Голубиный туннель. Истории из моей жизни (Ле Карре) - страница 107

Исса едва родился, когда Сталин объявил всех чеченцев и ингушей преступниками, обвинив в пособничестве немецким захватчикам — разумеется, безосновательно. Целый ингушский народ, мать Иссы в том числе, депортировали в Казахстан, фактически в ссылку. Одно из самых ранних воспоминаний Иссы — как русские верховые конвоиры стегали его мать хлыстами за то, что она собирала зерна пшеницы. Ингуши, мрачно говорит Исса, ненавидят всех захватчиков одинаково. После смерти Сталина ингушам скрепя сердце позволили вернуться на родину, но оказалось, что их дома заняты — отданы осетинам, христианам-захватчикам из южных горных областей, бывшим приспешникам Сталина. Но больше всего Иссу возмущает расовая дискриминация — неприязненное отношение среднего русского человека к кавказцам.

— Я русский ниггер, — утверждает Костоев и со злостью дергает себя за восточный нос, потом за уши. — В Москве меня в любой момент могут арестовать только потому, что я такой!

Тут же, без всяких объяснений он использует другое сравнение — заявляет, что ингуши — российские палестинцы:

— Они выгнали нас из наших городов и деревень, а потом возненавидели за то, что мы выжили.

Костоев говорит: могу собрать ребят и отвезти вас в Ингушетию, почему бы и нет. Спонтанное приглашение, но, сразу ясно, от всего сердца. Вместе полюбуемся тамошними красотами, пообщаемся с ингушами, и вы сможете обо всем составить свое мнение. Голова у меня идет кругом, но я отвечаю, что почту за честь, что мне это доставит большое удовольствие, и мы уже жмем друг другу руки. На дворе 1993 год.

* * *

У каждого талантливого следователя свой подход, у каждого есть черта характера, которую он научился использовать как орудие убеждения. Одни убеждают мягко, они — само благоразумие, другие стараются запугать или вывести из равновесия, третьи — взять искренностью и обаянием. А большой, суровый и безутешный Исса Костоев с первой же минуты знакомства внушал желание чем-нибудь его порадовать. Казалось, что ни говори, что ни делай, невозможно развеять неизбывную грусть, сквозящую в доброй, постаревшей улыбке Костоева.

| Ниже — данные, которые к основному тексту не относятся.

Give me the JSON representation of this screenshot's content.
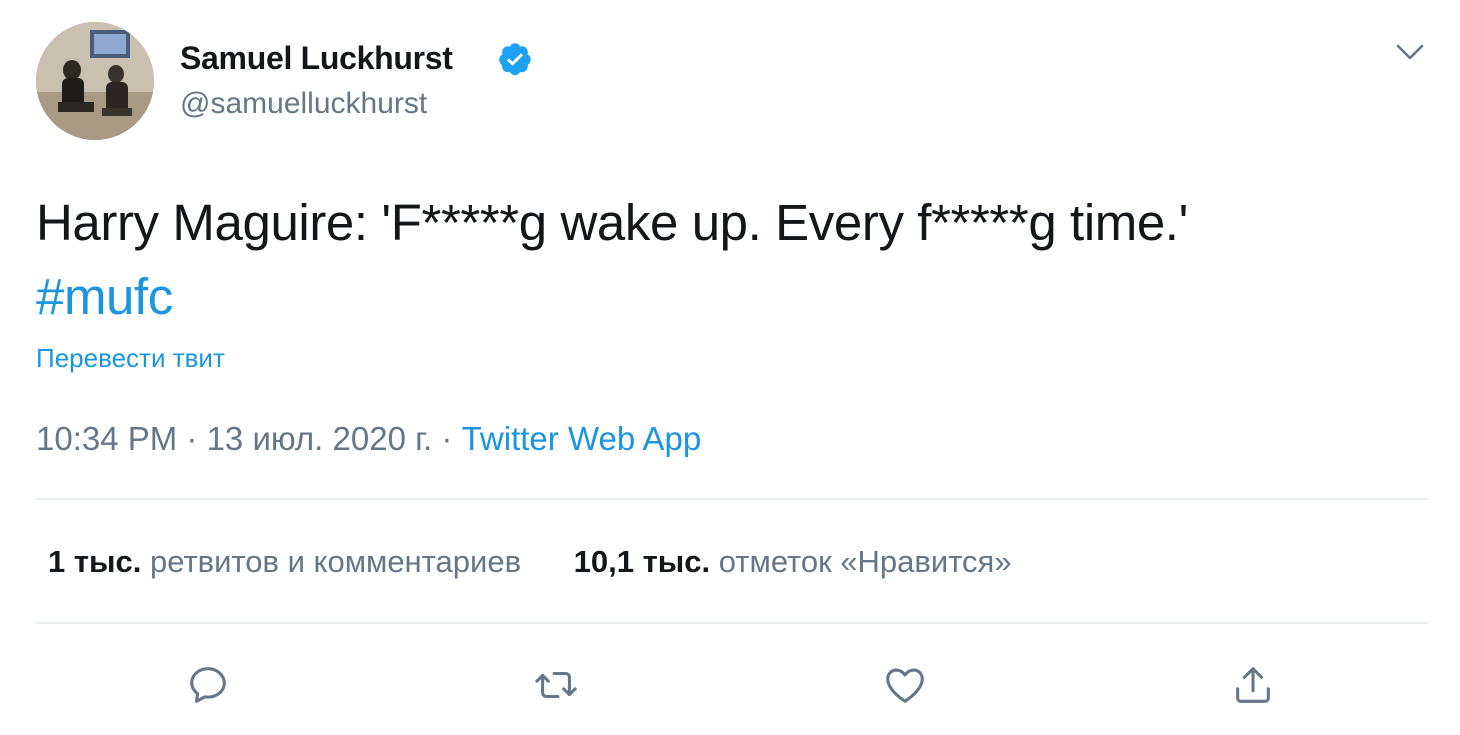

— А Чикатило? — спрашиваю я. — Как вы его раскрыли?

Тяжелые веки Костоева опускаются, он прикрывает глаза и еле слышно вздыхает.

— Мне помогло его зловонное дыхание, — говорит Костоев и после глубокой затяжки добавляет: — Чикатило съедал гениталии своих жертв. Со временем это сказалось на его пищеварении.

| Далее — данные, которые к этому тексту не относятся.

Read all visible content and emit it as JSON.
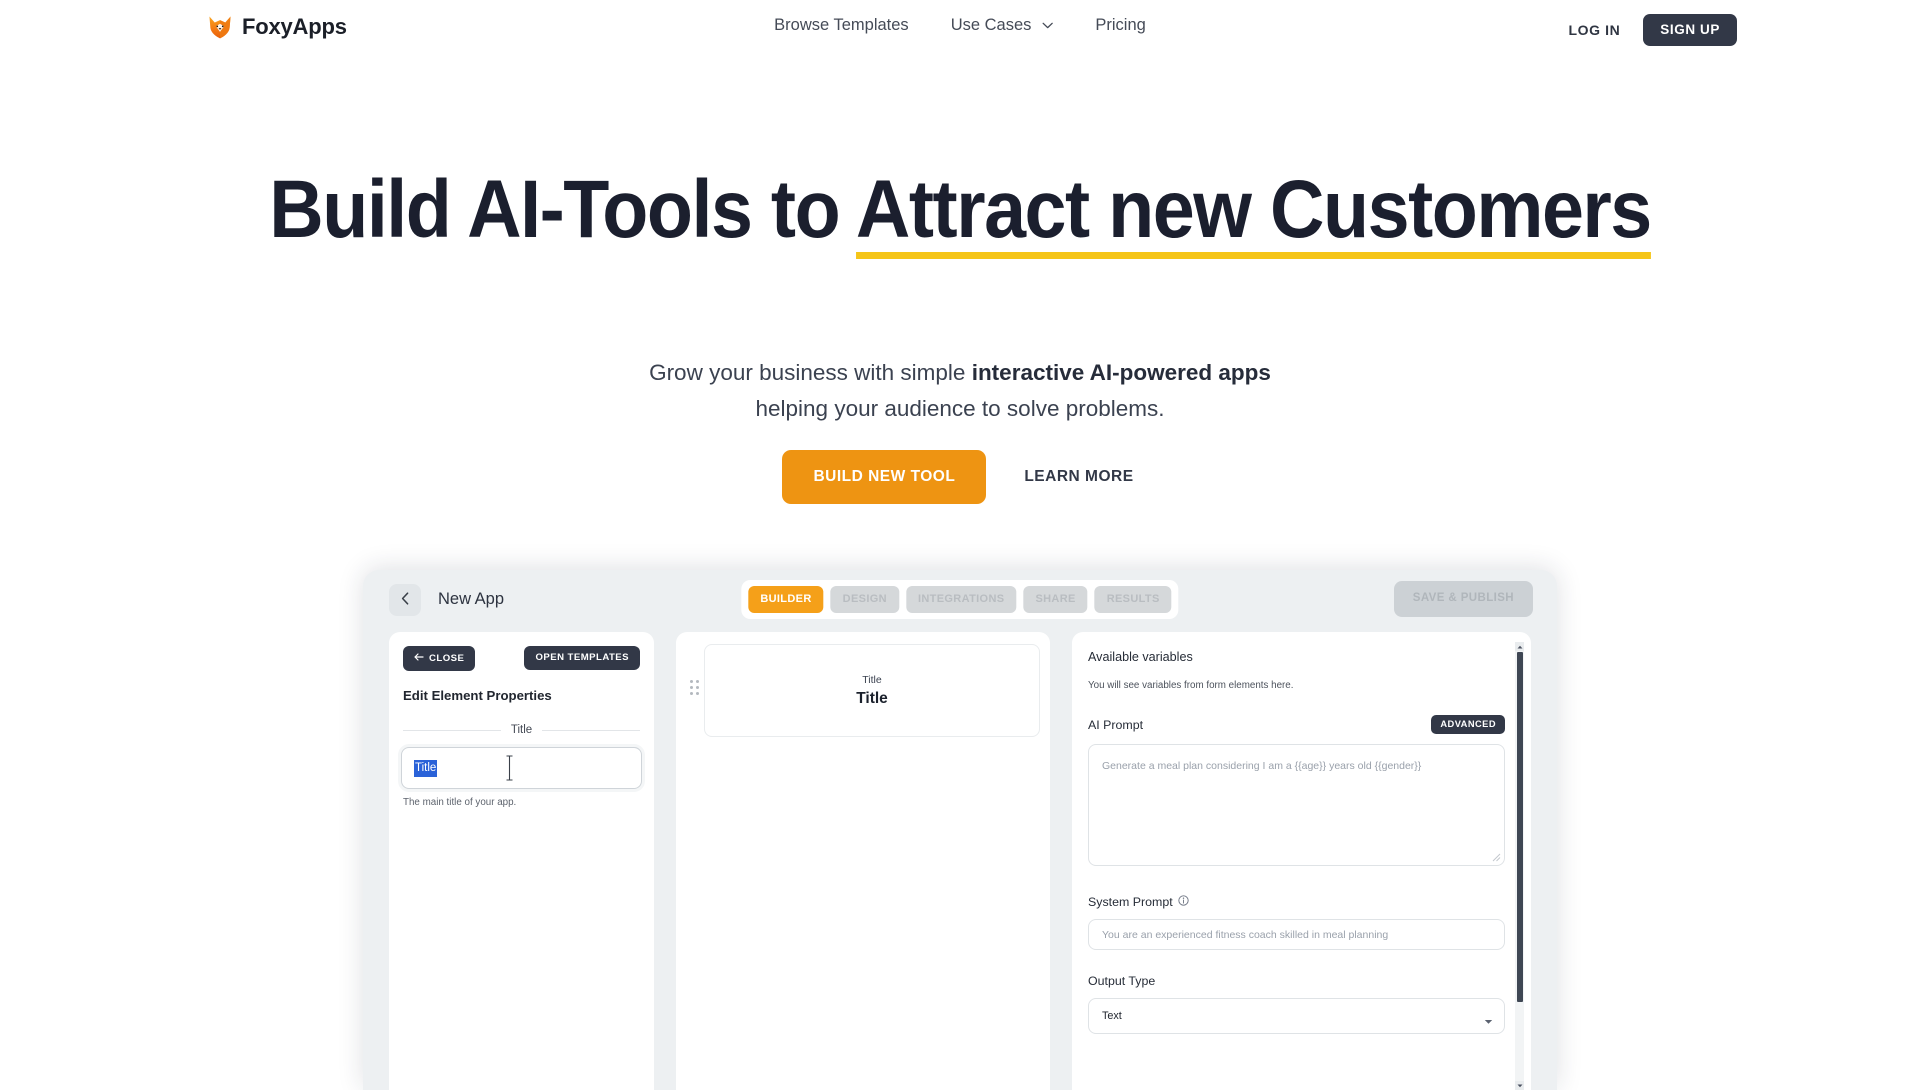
{
  "brand": {
    "name": "FoxyApps",
    "logo_icon": "fox-icon"
  },
  "nav": {
    "links": [
      {
        "label": "Browse Templates",
        "icon": null
      },
      {
        "label": "Use Cases",
        "icon": "chevron-down-icon"
      },
      {
        "label": "Pricing",
        "icon": null
      }
    ],
    "login_label": "LOG IN",
    "signup_label": "SIGN UP"
  },
  "hero": {
    "headline_part1": "Build AI-Tools to ",
    "headline_highlight": "Attract new Customers",
    "subhead_pre": "Grow your business with simple ",
    "subhead_bold": "interactive AI-powered apps",
    "subhead_post": "helping your audience to solve problems.",
    "cta_primary": "BUILD NEW TOOL",
    "cta_secondary": "LEARN MORE",
    "accent_orange": "#ee9412",
    "underline_yellow": "#f5c518"
  },
  "builder": {
    "back_icon": "chevron-left-icon",
    "app_title": "New App",
    "tabs": [
      {
        "label": "BUILDER",
        "active": true
      },
      {
        "label": "DESIGN",
        "active": false
      },
      {
        "label": "INTEGRATIONS",
        "active": false
      },
      {
        "label": "SHARE",
        "active": false
      },
      {
        "label": "RESULTS",
        "active": false
      }
    ],
    "save_label": "SAVE & PUBLISH",
    "left_panel": {
      "close_label": "CLOSE",
      "close_icon": "arrow-left-icon",
      "templates_label": "OPEN TEMPLATES",
      "heading": "Edit Element Properties",
      "field_legend": "Title",
      "title_value": "Title",
      "helper_text": "The main title of your app."
    },
    "center_panel": {
      "drag_icon": "drag-handle-icon",
      "card_label": "Title",
      "card_title": "Title"
    },
    "right_panel": {
      "variables_heading": "Available variables",
      "variables_hint": "You will see variables from form elements here.",
      "ai_prompt_label": "AI Prompt",
      "advanced_badge": "ADVANCED",
      "ai_prompt_placeholder": "Generate a meal plan considering I am a {{age}} years old {{gender}}",
      "system_prompt_label": "System Prompt",
      "system_prompt_info_icon": "info-icon",
      "system_prompt_placeholder": "You are an experienced fitness coach skilled in meal planning",
      "output_type_label": "Output Type",
      "output_type_value": "Text",
      "output_type_caret": "caret-down-icon"
    }
  }
}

Трещит рация. Мы сидим, наклонившись друг к другу, в комнате на верхнем этаже обветшалого московского здания — здесь все время сумрак, потому что занавески задернуты. Стук в дверь, входят вооруженные мужчины, обмениваются с Костоевым парой слов, уходят. Милиция? Или ингушские патриоты? Где мы — в офисе или на конспиративной квартире? Исса прав: я и в самом деле среди изгнанников. Строгая девушка, которую мне представили коротко: «прокурор», похожа на женщин-бойцов из отрядов Салаха Тамари в Сайде или Бейруте. Скрипучий ксерокс, древняя пишущая машинка, недоеденные бутерброды, переполненные пепельницы и банки с теплой кока-колой — непременные атрибуты зыбкого быта палестинских повстанцев. Как и огромный пистолет, что Костоев носит сзади за ремнем, уперев дулом в крестец, а иногда, для удобства, впереди — дулом в пах.